Señor, ¡hágase tu Voluntad! Enséñanos a decir estas palabras que Tú mismo nos has enseñado en todas las etapas de nuestra vida:
Cuando nos regales días felices y nos resulte sencillo ver tu mano providente en los dones que recibimos de ti,hágase tu Voluntad.
Cuando nos des consolaciones y tomar decisiones correctas sea fácil y sencillo,hágase tu Voluntad.
Cuando nos visite el misterio de la cruz y experimentemos sufrimiento y oscuridad,hágase tu Voluntad.
Cuando sintamos que se nos va la vida y experimentemos las limitaciones y la fragilidad físicas,hágase tu Voluntad.
Cuando llegue nuestra última enfermedad y afrontemos los últimos días de nuestra existencia,hágase tu Voluntad.
Cuando perdamos a nuestros seres queridos y lloremos la marcha de quienes amamos, hágase tu Voluntad.
Cuando permitas que el humo de Satanás entre en la Iglesia y los buenos se cansen de hacer el bien, hágase tu Voluntad.
Cuando en tu Providencia misteriosa permitas que la confusión se extienda por el mundo, el mal se oculte bajo capa de bien y los lobos ocultos bajo piel de oveja causen estragos en tu pequeño rebaño, hágase tu Voluntad.
Cuando nos visite la sequedad y no sintamos tu presencia, cuando parezca que nos has abandonado y permitas la prueba para purificarnos, hágase tu Voluntad.
Señor,hágase tu Voluntad y, al mismo tiempo, ayúdanos a hacer siempre tu Voluntad, que es amor.
Tu Voluntad es que amemos a nuestros hermanos, especialmente los más débiles: los no nacidos, los niños, los necesitados, los pobres, los enfermos, los extranjeros, los huérfanos. Ayúdanos a hacer tu Voluntad.
Tu Voluntad es que no abandonemos la batalla, sino que luchemos contra el mal con las armas de la verdad, la caridad y la paz: ayúdanos a hacer tu Voluntad.
Tu Voluntad es que nuestra amistad contigo sea nuestra principal prioridad y no nos distraigamos en las trampas de este mundo que pasa: ayúdanos a hacer tu Voluntad.
Tu Voluntad es vencer la cultura de la muerte con la cultura de la vida: ayúdanos a hacer tu Voluntad.

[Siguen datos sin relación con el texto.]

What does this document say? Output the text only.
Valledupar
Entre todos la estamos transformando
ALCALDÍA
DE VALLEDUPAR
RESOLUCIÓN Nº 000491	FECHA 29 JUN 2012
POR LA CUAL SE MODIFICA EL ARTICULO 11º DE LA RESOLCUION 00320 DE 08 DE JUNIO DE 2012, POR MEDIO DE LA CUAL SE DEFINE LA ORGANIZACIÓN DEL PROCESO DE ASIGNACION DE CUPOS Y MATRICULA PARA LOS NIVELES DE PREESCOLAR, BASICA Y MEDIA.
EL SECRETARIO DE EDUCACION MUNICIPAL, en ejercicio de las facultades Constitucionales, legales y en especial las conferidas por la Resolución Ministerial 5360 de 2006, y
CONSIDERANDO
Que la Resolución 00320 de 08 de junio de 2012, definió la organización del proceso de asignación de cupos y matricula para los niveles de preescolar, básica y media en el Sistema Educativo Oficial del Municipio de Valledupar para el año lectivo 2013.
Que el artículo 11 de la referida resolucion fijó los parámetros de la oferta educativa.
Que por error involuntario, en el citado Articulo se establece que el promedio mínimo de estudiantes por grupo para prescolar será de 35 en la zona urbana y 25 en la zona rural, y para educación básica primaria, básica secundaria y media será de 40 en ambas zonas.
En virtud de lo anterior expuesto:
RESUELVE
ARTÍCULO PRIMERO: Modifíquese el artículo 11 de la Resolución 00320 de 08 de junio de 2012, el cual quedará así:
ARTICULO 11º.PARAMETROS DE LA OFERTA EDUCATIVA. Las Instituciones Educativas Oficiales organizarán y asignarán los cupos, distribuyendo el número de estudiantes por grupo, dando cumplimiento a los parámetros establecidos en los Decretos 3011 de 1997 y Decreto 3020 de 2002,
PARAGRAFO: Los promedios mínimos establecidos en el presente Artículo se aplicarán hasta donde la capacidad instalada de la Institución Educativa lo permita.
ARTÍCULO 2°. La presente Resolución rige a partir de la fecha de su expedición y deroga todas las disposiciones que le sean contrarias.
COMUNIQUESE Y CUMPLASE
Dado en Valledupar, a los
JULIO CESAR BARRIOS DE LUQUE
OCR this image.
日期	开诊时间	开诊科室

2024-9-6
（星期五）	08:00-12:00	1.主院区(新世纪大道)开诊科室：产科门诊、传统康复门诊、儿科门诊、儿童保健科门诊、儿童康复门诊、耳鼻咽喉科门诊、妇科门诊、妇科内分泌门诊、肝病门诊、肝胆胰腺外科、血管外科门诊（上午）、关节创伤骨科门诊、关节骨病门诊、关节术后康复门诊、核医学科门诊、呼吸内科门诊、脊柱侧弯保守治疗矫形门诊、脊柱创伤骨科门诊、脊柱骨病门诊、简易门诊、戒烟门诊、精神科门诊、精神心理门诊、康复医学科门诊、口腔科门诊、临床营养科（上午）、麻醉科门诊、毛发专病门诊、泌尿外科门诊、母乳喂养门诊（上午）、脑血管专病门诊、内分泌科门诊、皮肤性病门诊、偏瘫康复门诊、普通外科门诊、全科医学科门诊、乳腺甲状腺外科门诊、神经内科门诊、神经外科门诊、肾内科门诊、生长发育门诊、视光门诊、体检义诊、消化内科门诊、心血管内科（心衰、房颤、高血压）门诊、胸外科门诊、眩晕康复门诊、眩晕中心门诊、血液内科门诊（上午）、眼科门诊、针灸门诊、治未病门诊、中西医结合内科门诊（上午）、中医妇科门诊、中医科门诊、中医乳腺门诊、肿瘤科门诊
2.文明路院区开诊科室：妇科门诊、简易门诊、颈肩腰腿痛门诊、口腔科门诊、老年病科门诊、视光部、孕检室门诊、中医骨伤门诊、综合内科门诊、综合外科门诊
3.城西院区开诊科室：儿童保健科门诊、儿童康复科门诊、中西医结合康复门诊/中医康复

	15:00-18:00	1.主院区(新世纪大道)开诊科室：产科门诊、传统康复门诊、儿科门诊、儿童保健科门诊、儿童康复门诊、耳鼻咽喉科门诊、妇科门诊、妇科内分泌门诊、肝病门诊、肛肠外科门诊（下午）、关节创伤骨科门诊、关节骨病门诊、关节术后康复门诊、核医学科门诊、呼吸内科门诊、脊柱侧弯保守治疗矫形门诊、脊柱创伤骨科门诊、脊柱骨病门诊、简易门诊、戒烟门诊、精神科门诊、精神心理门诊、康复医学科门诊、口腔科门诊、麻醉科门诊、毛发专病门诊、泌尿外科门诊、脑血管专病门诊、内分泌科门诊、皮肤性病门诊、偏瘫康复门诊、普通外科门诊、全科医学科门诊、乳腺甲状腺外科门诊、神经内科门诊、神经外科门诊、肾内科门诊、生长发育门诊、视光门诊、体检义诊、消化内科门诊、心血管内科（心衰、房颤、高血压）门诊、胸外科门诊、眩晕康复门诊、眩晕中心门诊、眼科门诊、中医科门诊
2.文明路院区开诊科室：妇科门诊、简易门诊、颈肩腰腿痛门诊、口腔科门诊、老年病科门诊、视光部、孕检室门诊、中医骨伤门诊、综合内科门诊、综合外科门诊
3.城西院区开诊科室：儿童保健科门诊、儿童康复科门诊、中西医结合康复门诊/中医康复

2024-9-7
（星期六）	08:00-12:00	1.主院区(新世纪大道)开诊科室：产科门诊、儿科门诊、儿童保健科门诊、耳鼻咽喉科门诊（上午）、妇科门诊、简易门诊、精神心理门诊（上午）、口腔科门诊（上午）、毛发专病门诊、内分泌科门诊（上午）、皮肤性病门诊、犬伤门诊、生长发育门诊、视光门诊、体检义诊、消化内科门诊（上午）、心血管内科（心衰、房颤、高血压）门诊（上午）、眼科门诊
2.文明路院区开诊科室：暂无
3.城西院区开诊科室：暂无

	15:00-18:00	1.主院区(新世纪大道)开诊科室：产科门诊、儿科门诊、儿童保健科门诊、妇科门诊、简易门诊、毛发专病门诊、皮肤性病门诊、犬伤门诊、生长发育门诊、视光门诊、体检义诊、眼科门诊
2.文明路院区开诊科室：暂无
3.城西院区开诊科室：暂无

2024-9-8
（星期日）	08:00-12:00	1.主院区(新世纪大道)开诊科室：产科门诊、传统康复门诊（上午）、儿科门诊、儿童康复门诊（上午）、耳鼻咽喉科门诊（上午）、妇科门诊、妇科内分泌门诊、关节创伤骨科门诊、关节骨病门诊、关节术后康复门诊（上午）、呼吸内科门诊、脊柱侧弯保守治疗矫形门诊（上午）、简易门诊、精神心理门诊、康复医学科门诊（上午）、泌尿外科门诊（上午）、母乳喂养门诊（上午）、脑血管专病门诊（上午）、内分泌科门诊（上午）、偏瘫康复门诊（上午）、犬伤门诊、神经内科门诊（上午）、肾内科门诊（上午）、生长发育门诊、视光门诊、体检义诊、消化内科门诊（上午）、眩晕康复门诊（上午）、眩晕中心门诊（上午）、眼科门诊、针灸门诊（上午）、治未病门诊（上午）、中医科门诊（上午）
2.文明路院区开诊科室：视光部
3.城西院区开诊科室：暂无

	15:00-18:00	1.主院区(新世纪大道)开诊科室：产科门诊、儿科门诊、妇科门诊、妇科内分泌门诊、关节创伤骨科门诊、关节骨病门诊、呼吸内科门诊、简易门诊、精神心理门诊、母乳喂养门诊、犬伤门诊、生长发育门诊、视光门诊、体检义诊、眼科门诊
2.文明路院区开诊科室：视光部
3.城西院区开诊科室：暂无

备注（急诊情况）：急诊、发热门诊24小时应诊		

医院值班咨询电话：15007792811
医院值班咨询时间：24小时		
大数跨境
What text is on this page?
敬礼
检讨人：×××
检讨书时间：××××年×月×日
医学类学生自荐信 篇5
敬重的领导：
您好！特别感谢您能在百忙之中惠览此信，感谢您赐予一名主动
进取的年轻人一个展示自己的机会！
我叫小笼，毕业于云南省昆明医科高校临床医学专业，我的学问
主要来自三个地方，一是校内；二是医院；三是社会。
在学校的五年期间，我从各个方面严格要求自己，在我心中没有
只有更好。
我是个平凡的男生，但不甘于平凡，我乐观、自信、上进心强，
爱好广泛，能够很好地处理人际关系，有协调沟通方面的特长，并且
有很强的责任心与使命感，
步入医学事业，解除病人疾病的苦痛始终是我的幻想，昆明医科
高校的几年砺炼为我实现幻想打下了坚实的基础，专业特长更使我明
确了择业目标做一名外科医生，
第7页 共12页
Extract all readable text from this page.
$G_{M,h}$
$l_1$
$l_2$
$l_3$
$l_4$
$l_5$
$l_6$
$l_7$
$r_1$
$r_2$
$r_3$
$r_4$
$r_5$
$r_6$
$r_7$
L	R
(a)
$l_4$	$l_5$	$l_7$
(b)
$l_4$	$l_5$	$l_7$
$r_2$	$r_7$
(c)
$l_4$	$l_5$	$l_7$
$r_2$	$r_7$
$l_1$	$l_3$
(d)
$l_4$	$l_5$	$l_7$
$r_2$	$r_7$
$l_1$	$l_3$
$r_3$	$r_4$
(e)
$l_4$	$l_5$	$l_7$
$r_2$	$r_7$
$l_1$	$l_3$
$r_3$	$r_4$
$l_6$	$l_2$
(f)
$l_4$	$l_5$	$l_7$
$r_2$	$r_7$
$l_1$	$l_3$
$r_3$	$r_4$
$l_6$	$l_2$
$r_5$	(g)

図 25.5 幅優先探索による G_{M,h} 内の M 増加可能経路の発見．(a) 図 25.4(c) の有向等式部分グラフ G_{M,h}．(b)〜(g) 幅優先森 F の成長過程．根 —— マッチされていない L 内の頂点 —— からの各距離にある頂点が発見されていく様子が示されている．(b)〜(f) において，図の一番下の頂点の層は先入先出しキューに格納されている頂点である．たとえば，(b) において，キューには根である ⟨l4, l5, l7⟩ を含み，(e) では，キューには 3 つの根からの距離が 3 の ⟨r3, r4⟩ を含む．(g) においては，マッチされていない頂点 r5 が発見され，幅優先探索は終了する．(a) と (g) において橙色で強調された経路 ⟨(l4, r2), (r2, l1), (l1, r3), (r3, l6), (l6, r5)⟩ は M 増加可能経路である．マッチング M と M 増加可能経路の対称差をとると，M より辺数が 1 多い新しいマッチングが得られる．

Tu Voluntad es vencer la ignorancia de la fe con el conocimiento de la verdad revelada: ayúdanos a hacer tu Voluntad.
Tu Voluntad es la defensa de la familia, formada por la unión de un hombre y de una mujer.Ayúdanos a hacer tu Voluntad.
Tu Voluntad es un mondo donde todo niño sea amado y bienvenido, donde todo niño tenga un padre y una madre que se amen y familias en las que puedan crecer sanos y felices en el amor a ti y a los demás: ayúdanos a hacer tu Voluntad.
Tu Voluntad es la santidad en el Papa, los obispos, sacerdotes, diáconos y en el pueblo fiel.Ayúdanos a hacer tu Voluntad.
Le pido a María, que dijo «hágase en mí según tu palabra», que nos enseñe a ser como Ella y que, como hemos rezado juntos al inicio de la Santa Misa, interceda para que amemos lo que Dios nos manda y así merezcamos lo que Él nos promete.